The Sergei Magnitsky Rule of Law Accountability Act of 2011 (S.1039) proposes to revoke US visa privileges from Russian officials “responsible for … gross violations of human rights committed against individuals seeking … to obtain, exercise, defend, or promote internationally recognized human rights and freedoms, such as the freedoms of religion, expression, association, and assembly and the rights to a fair trial and democratic elections.” Mr. Surkov, whose Kremlin portfolio for the last twelve years—the years of the dismantling of Russia’s nascent democracy—has included dealing with the media, political parties, and elections, fits the description perfectly. Considered the regime’s chief political enforcer, Mr. Surkov has given off-the-record instructions about which politicians can and cannot appear on television, which rallies can and cannot be held in Moscow, which parties can and cannot be registered, what results must be achieved in elections. According to a report by OSCE and Council of Europe observers, the 2007 parliamentary election was characterized by “the extensive use of administrative resources … on behalf of United Russia”—Vladimir Putin’s party—which constituted “an abuse of power and a clear violation of international commitments and standards.”

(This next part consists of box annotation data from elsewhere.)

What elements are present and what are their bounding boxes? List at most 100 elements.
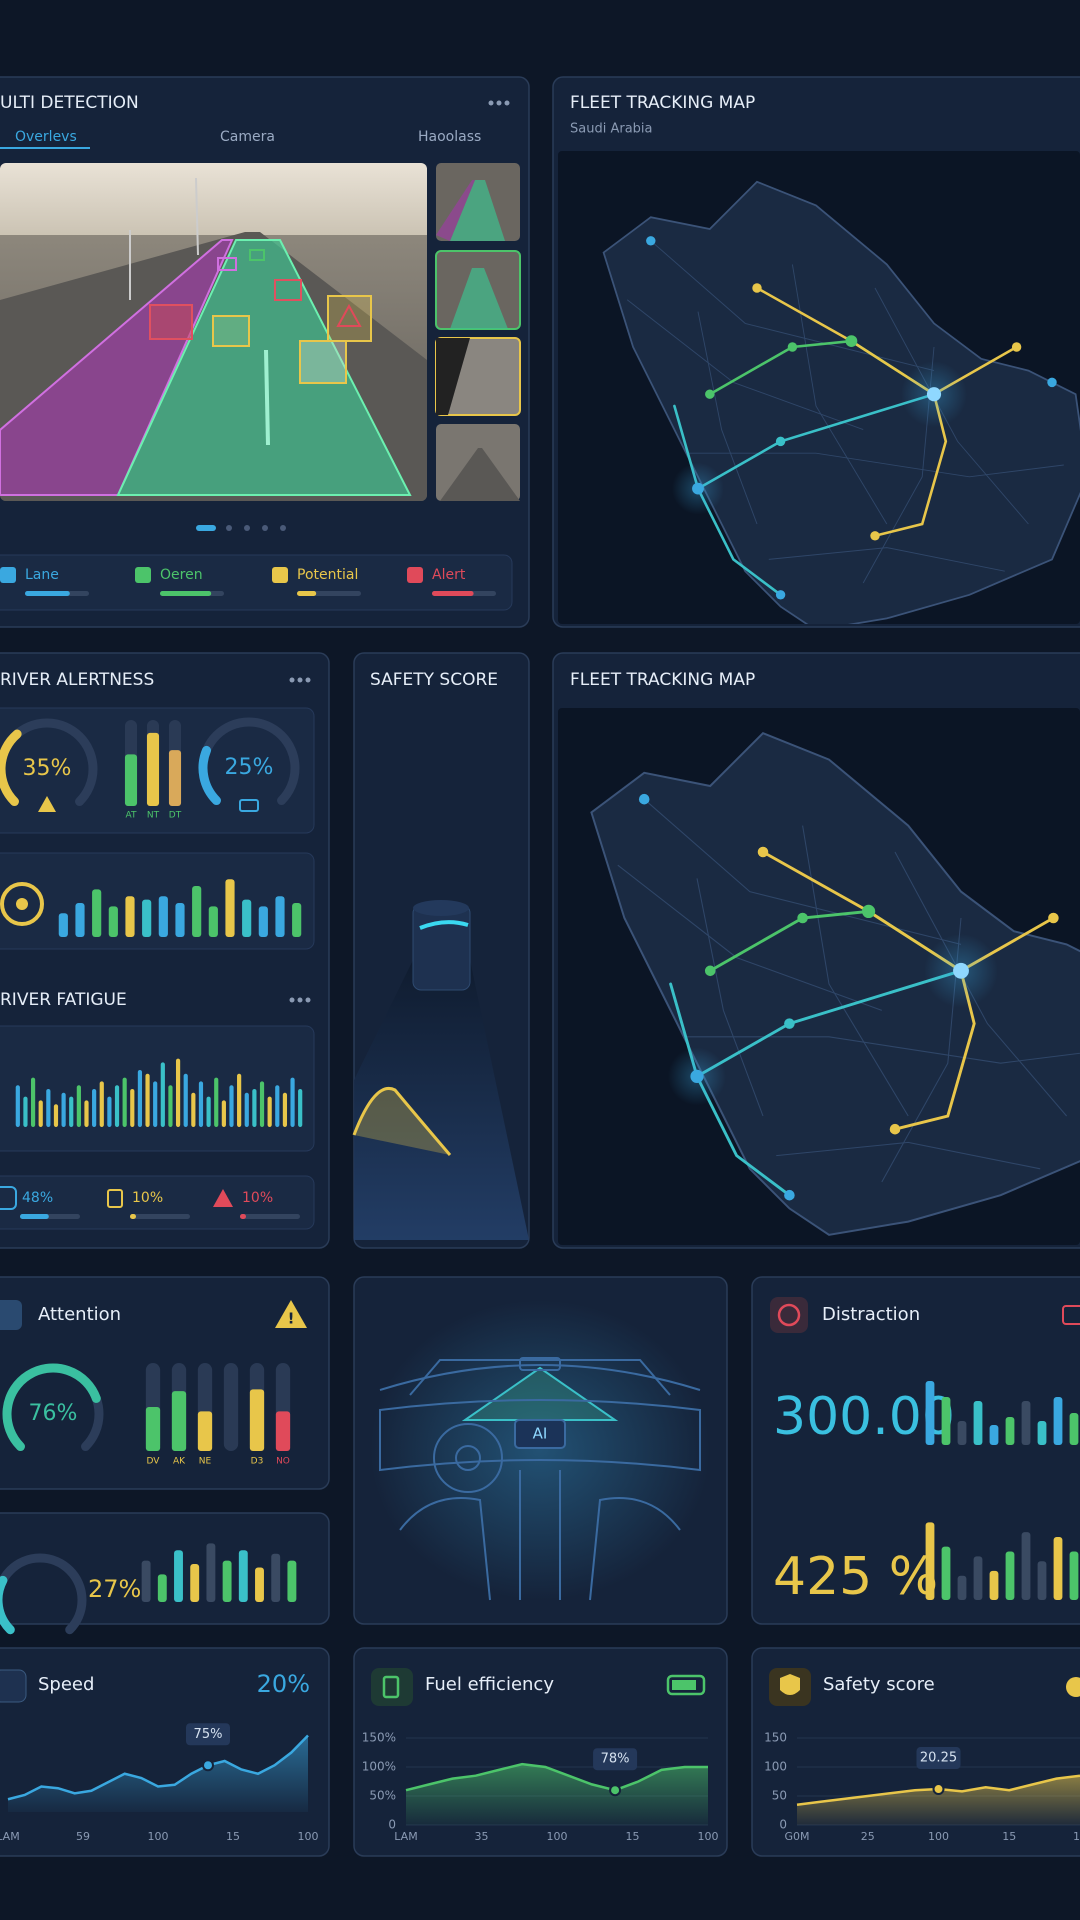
bar: [258, 906, 268, 937]
bar: [973, 1556, 983, 1600]
progress: [432, 591, 474, 596]
panel-title: RIVER FATIGUE: [0, 990, 127, 1010]
svg-text:!: !: [288, 1310, 295, 1328]
bar: [146, 732, 160, 806]
x-tick-label: 15: [226, 1830, 240, 1843]
x-tick-label: LAM: [0, 1830, 20, 1843]
tab[interactable]: Haoolass: [418, 129, 481, 145]
line: [405, 1762, 708, 1792]
bar: [292, 903, 302, 937]
bar: [174, 1550, 183, 1602]
progress: [297, 591, 317, 596]
icons: !: [0, 796, 1080, 1706]
callout-box: [916, 1747, 961, 1770]
panel-title: RIVER ALERTNESS: [0, 670, 154, 690]
bar: [58, 913, 68, 937]
panel-title: ULTI DETECTION: [0, 93, 139, 113]
x-tick-label: 35: [475, 1830, 489, 1843]
metric: 300.00: [773, 1387, 955, 1447]
bar: [941, 1546, 951, 1600]
menu-dots: [289, 100, 510, 1003]
progress-track: [130, 1214, 190, 1219]
bar: [957, 1575, 967, 1600]
bar: [249, 1389, 265, 1451]
bar: [221, 1100, 226, 1127]
bar: [1037, 1421, 1047, 1445]
panel-title: Attention: [38, 1304, 121, 1325]
bar: [137, 1070, 143, 1127]
bar: [160, 1062, 165, 1127]
gauge-label: 76%: [29, 1401, 78, 1426]
gauge-label: 25%: [225, 755, 274, 780]
bar: [259, 1081, 265, 1127]
panel-title: FLEET TRACKING MAP: [570, 670, 755, 690]
legend-swatch: [0, 567, 16, 583]
bar: [206, 1543, 216, 1602]
bar: [1053, 1536, 1063, 1600]
stat-label: 10%: [132, 1190, 163, 1206]
camera-feed: [0, 163, 427, 501]
bar: [53, 1104, 59, 1127]
bar: [191, 1092, 196, 1127]
bar: [125, 896, 135, 937]
panel-title: Fuel efficiency: [425, 1674, 554, 1695]
legend-swatch: [135, 567, 151, 583]
bar: [1037, 1561, 1047, 1600]
bar: [30, 1077, 36, 1127]
bar: [271, 1553, 281, 1602]
bar: [183, 1073, 188, 1127]
progress-track: [240, 1214, 300, 1219]
stat-label: 48%: [22, 1190, 53, 1206]
legend-label: Lane: [25, 567, 59, 583]
bar: [142, 899, 152, 937]
pager: [196, 525, 286, 531]
bar: [192, 886, 202, 937]
gauge-arc: [0, 1575, 15, 1635]
level-label: D3: [251, 1457, 264, 1467]
y-tick-label: 0: [388, 1818, 396, 1832]
car-interior: [370, 1300, 710, 1601]
bar: [1053, 1397, 1063, 1445]
x-tick-label: 59: [76, 1830, 90, 1843]
bar: [197, 1411, 213, 1451]
bar: [198, 1081, 204, 1127]
bar: [92, 1089, 97, 1127]
bar: [99, 1081, 104, 1127]
panel-title: SAFETY SCORE: [370, 670, 498, 690]
bar: [252, 1089, 257, 1127]
x-tick-label: LAM: [394, 1830, 417, 1843]
bar: [225, 879, 235, 937]
bar: [122, 1077, 127, 1127]
tab[interactable]: Camera: [220, 129, 275, 145]
bar-track: [223, 1363, 239, 1451]
y-tick-label: 0: [779, 1818, 787, 1832]
bar: [255, 1567, 264, 1602]
bar: [222, 1560, 232, 1602]
fleet-map: [558, 708, 1080, 1245]
legend-label: Oeren: [160, 567, 203, 583]
x-tick-label: 100: [148, 1830, 169, 1843]
bar: [1005, 1417, 1015, 1445]
callout: 20.25: [920, 1751, 957, 1766]
bar: [287, 1560, 297, 1602]
bar: [23, 1096, 28, 1127]
level-label: AK: [173, 1457, 186, 1467]
progress: [20, 1214, 49, 1219]
panel-subtitle: Saudi Arabia: [570, 122, 653, 137]
x-tick-label: 15: [626, 1830, 640, 1843]
bar: [298, 1089, 303, 1127]
bar: [282, 1092, 288, 1127]
bar: [157, 1574, 167, 1602]
x-tick-label: 100: [928, 1830, 949, 1843]
metric: 425 %: [773, 1547, 938, 1607]
callout: 78%: [601, 1752, 630, 1767]
bar: [175, 1058, 181, 1127]
gauge-label: 27%: [88, 1575, 141, 1603]
tab[interactable]: Overlevs: [15, 129, 77, 145]
bar: [61, 1092, 66, 1127]
stat-label: 10%: [242, 1190, 273, 1206]
gauge-label: 35%: [23, 756, 72, 781]
bar: [158, 896, 168, 937]
bar: [108, 906, 118, 937]
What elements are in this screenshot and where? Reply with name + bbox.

Mr. Surkov is the founding father of Nashi (“Ours”), the pro-Kremlin youth group that he described as the “combat detachment of our political system,” and that has frequently harassed journalists, opposition supporters, and civil society activists. At a recent meeting with Nashi commissars, Mr. Surkov instructed them to “train their muscles” ahead of elections which, he stressed, “must be won by [Dmitri] Medvedev, [Vladimir] Putin and United Russia.” All of this, needless to say, stands in violation of Russia’s commitments under the OSCE Copenhagen Document, which calls for “a clear separation between the State and political parties” and requires “political campaigning to be conducted in a fair and free atmosphere in which neither administrative action, violence nor intimidation bars the parties and the candidates from freely presenting their views.” “The name of Vladislav Surkov is associated with many negative tendencies … in the last few years: the curtailing of press freedom, the liquidation of the competitive political system … the deliberate construction of barriers to the development of civil society,” wrote some of Russia’s leading human rights activists in 2009, protesting against Mr. Surkov’s appointment to the US-Russia group.
As of this week, S.1039 stands with seventeen cosponsors: nine Democrats, seven Republicans, one Independent. The bill has been referred to the Senate Foreign Relations Committee, where its consideration is due to begin later this year. Mr. Surkov is right to be worried. His latest trip to Washington may well have been his last.